篠崎が運ばれた先の病院。普段は滅多に泣かない桂木が、心配に耐えかねてこれでもかと涙をこぼした。雰囲気を変える目的だったんだろう、今は関西に行った同期の男が「篠崎のこと好きなんだろ」と冷やかした。「そうね……そうかもしれない」と桂木はそれを認めた。
そして、片山……。
『お前、もう絶対みんなを心配させるんじゃないぞ! じゃないと俺は……俺は……!』
3日後に篠崎が意識を回復したとき、やつはそう叫んで泣きついた。それを見て俺は、自分の罪をごまかすための演技だと解釈してしまった。さらにその後、やつが篠崎に友好的に接するようになったと感じたときも、過去を悟られないためのカムフラージュとしか考えなかった。
だが……違った。
あの叫びは、桂木が篠崎を好きだと知ってしまった片山の「彼女を不幸にするな」という願いだったのだろう。

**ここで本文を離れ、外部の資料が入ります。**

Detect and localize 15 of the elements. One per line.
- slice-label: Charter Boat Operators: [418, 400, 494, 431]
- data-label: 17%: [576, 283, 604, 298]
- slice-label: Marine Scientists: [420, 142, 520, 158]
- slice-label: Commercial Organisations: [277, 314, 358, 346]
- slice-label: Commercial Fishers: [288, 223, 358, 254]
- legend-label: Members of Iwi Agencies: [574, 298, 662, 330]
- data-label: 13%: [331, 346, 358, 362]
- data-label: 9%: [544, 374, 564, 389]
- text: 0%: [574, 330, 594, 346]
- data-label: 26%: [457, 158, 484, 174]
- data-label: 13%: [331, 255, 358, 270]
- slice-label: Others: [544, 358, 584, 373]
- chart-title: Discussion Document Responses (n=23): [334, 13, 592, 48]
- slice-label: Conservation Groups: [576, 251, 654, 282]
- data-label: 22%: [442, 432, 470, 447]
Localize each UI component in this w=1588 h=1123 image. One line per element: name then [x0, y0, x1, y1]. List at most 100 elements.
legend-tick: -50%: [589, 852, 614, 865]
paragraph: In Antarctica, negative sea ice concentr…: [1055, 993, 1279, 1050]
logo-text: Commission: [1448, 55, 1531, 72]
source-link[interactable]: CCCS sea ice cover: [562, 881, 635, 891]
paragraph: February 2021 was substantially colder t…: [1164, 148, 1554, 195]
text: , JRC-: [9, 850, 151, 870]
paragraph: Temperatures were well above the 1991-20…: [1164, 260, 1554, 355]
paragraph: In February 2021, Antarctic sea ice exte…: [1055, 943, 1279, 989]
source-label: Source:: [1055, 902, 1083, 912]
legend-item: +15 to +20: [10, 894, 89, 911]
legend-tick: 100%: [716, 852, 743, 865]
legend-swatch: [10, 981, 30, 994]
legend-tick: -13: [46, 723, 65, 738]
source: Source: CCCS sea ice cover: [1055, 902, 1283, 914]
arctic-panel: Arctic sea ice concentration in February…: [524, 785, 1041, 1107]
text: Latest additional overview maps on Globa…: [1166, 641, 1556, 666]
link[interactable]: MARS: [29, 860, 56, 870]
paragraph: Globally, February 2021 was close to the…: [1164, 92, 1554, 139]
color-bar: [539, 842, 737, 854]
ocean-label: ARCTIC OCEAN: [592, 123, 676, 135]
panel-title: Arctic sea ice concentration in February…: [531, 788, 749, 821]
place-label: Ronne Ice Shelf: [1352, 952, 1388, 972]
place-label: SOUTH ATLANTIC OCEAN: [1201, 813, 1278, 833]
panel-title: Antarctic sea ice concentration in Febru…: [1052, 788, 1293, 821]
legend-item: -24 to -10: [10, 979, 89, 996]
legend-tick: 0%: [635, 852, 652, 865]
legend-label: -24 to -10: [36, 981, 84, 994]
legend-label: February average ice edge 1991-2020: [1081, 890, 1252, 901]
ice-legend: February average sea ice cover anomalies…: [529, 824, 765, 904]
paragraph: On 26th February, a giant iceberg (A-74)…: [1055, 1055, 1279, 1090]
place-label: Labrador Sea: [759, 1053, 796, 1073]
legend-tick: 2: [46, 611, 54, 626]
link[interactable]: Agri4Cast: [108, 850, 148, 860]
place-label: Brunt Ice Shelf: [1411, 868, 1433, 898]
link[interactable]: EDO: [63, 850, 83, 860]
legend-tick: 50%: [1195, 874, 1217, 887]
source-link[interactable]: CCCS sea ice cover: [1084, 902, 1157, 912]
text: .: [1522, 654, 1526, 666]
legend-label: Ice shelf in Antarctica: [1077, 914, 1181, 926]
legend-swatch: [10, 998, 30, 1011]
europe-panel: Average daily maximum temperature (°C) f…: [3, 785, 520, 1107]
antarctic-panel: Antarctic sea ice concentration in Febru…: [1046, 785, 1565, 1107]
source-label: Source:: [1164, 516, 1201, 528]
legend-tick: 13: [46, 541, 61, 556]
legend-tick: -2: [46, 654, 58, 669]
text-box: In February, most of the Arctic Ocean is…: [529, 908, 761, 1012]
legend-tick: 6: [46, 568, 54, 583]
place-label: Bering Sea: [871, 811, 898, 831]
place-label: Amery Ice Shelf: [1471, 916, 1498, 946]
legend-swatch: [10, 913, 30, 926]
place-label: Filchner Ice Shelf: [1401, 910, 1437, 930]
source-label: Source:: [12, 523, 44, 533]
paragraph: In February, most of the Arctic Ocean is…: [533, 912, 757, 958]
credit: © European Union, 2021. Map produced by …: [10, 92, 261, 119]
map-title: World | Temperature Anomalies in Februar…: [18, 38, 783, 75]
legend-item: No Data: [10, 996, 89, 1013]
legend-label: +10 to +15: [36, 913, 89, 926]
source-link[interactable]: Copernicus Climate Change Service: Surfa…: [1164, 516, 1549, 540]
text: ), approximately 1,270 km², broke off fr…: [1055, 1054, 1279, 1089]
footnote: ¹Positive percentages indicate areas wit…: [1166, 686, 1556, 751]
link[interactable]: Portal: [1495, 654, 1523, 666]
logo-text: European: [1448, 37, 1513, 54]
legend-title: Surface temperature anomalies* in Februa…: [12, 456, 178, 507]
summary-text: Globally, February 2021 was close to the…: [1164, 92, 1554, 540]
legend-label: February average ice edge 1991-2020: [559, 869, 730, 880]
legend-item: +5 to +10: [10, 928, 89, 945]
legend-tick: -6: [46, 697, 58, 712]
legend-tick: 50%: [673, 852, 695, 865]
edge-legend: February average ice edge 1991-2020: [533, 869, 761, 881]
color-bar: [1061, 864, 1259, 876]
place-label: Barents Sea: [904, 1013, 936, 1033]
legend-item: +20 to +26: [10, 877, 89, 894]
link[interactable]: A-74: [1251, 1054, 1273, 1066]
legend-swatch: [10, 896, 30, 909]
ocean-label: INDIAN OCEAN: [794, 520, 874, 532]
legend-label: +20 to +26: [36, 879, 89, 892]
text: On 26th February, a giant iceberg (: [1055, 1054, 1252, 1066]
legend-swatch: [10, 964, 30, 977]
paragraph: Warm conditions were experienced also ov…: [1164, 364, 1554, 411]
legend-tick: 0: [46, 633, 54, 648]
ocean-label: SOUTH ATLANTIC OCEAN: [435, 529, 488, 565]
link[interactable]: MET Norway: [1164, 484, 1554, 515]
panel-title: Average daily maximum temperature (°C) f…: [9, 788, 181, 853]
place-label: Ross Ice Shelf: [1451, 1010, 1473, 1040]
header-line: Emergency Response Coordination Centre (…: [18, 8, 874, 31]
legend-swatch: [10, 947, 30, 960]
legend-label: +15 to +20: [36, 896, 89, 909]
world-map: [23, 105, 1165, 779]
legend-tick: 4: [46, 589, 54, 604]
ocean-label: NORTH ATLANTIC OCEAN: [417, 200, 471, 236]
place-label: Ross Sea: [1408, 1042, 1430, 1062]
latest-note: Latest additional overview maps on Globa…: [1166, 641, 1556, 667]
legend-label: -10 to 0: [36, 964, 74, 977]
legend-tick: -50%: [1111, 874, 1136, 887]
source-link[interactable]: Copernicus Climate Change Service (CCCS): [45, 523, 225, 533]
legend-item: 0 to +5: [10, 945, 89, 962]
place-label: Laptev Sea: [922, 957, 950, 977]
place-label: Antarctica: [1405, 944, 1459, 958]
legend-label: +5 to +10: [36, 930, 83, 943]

そして、篠崎への優しさは、最善とは言えないまでも、こいつなりの償いだった……。
「……お前、覚えてるか? 病院で、彼女が篠崎を好きだって認めたこと……」
片山の話も、ちょうどそれに触れた。
「覚えてるさ」
「皮肉なもんだよな……。こんなことしてからそれを知るなんて」
やつは、つかんでいたブローチを写真立てふたつの間に置いた。
「そういえば、その写真は何なんだ?」
「戸棚の中に並べて飾ってたんだ。自分のじゃなくて篠崎の写真を並べることで、自分を正当化しようとでもしてたのかもしれない。俺は彼女の恋を応援してるんだぞって、正義の味方気取りさ。もちろん、本心はそうじゃなかったんだろうけど」
そう言って、苦笑いする。
「篠崎も、彼女が好きだったんだ。たったさっき、お前が東屋厩舎に来る直前に、はっきり言われた。……正直、もうわからないよ。これからどう生きていけばいいのかも、あのふたりとどう向かい合えばいいのかも、ここからどう動けばいいのかさえ……」
……たった今現れた分岐点。その選択は、すでに完了していた。
「片山。……厳しいようだが、お前のやったことはやっぱりよくないぜ。どんな事情があろうとも、そのせいで篠崎が『ブローチを拾えなかった』と自分を責め続けているのは事実なんだからな。だから、お前がやるべきなのは、そのブローチを桂木に返して、あいつらにすべてを話して謝ることに他ならない」
「やっぱり、そうだよな……」
「ああ。それが、最終的には誰にとっても一番いい解決法だと思う。お前の長い恋は終わるだろうが、それは罰ってことで片づけるしかあるまい」
「……わかった……」
片山は、ゆっくりとうなずいた。
俺は考えた。
今頃篠崎はもう、あの海に向かって出発していることだろう。
あいつは免許を持ってないから、行くなら電車だ。とすると、今なら追いつける……。
「片山、これからドライブに行かないか?」
「え……?」
「苦しかっただろう、3年間も。今日をその最後の日にするために、俺がいい場所に連れてってやる」
「……そうだな。連れてってもらうよ……」
やや迷ったあとに、片山は素直になった。
「よし。それじゃ、早速仕度してこい。……ああ、そのブローチと写真は持っていった方がいいな」
……俺のその言葉に、やつが答えることはなかった。ただ、桂木の写真の上にブローチを乗せたときに、小さくつぶやいただけだった。